Schnelle Informationen und Interviews mit sachkundigen Gesprächspartnern seien nur von internationalen Sendern wie CNN geboten worden, nicht jedoch von der ARD, hatten der frühere ARD-Chefredakteur Deppendorf und weitere renommierte Journalisten erklärt. Dem „Tagesspiegel“ (Online) sagte Deppendorf, die Intendanten müssten entscheiden, dass bei solchen Ereignissen Information absoluten Vorrang habe, und dann aber auch im Ersten die Möglichkeit dazu schaffen. Deppendorf sprach sich zugleich für einen öffentlich-rechtlichen Nachrichtenkanal aus.
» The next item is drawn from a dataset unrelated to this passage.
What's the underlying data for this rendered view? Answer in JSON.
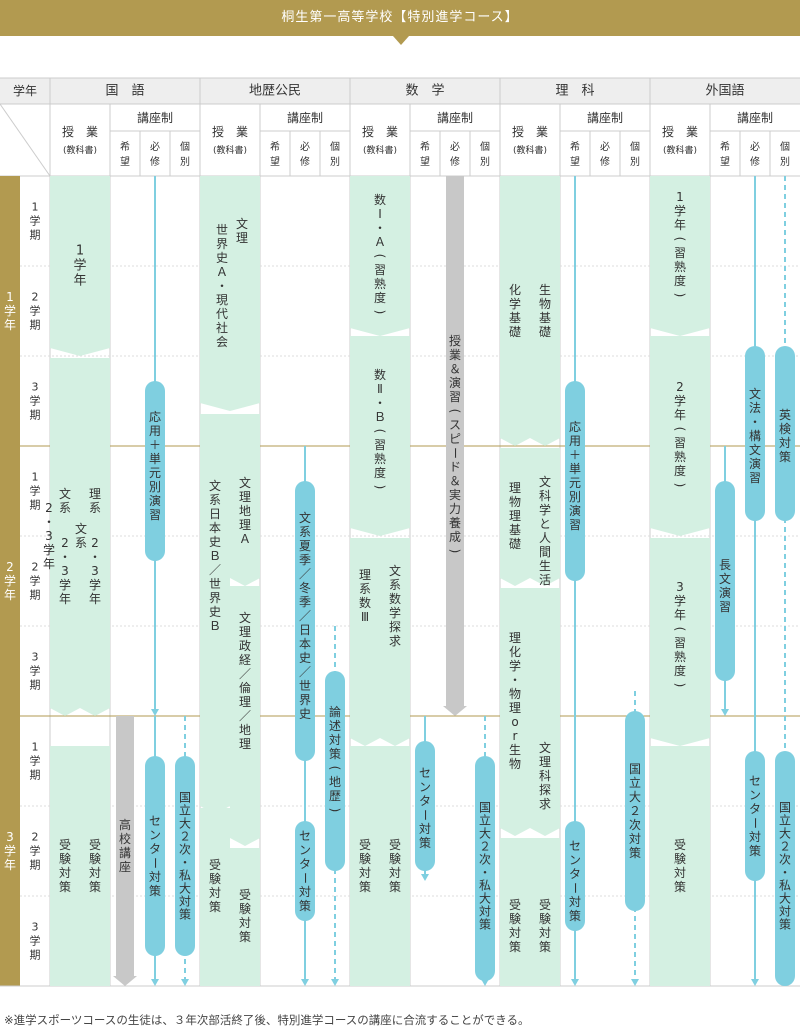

Der DJV-Vorsitzende erklärte, wie schnell und in welchem Umfang über herausragende zeitgeschichtliche Ereignisse berichtet werde, dürfe nicht davon abhängen, ob und wie schnell Intendanten und Chefredakteure der ARD-Anstalten Konsens erzielten: „Mit solchen Strukturen lässt sich Erzählfernsehen betreiben, aber nicht ein interessantes und aktuelles Nachrichtenangebot liefern“, kritisierte Überall.

Für einen öffentlich-rechtlichen Nachrichtenkanal seien der politische Wille der Intendanten und eine hinreichende Finanz- und Personalausstattung erforderlich. „An gut ausgebildeten und leistungswilligen Journalistinnen und Journalisten besteht kein Mangel. Entscheidend ist der Wille der Verantwortlichen, die Anstalten fitzumachen für den Medienwettbewerb in der digitalen Welt“, unterstrich Überall.

Der ARD-Vorsitzende Wilhelm sagte vor Journalisten in Hamburg zum Thema öffentlich-rechtlicher Nachrichtensender, er würde sich ja gerne dafür starkmachen, aber leider zögen die Bundesländer nicht mit. Ohne Auftrag der Politik könne er da nichts machen, sagte Wilhelm.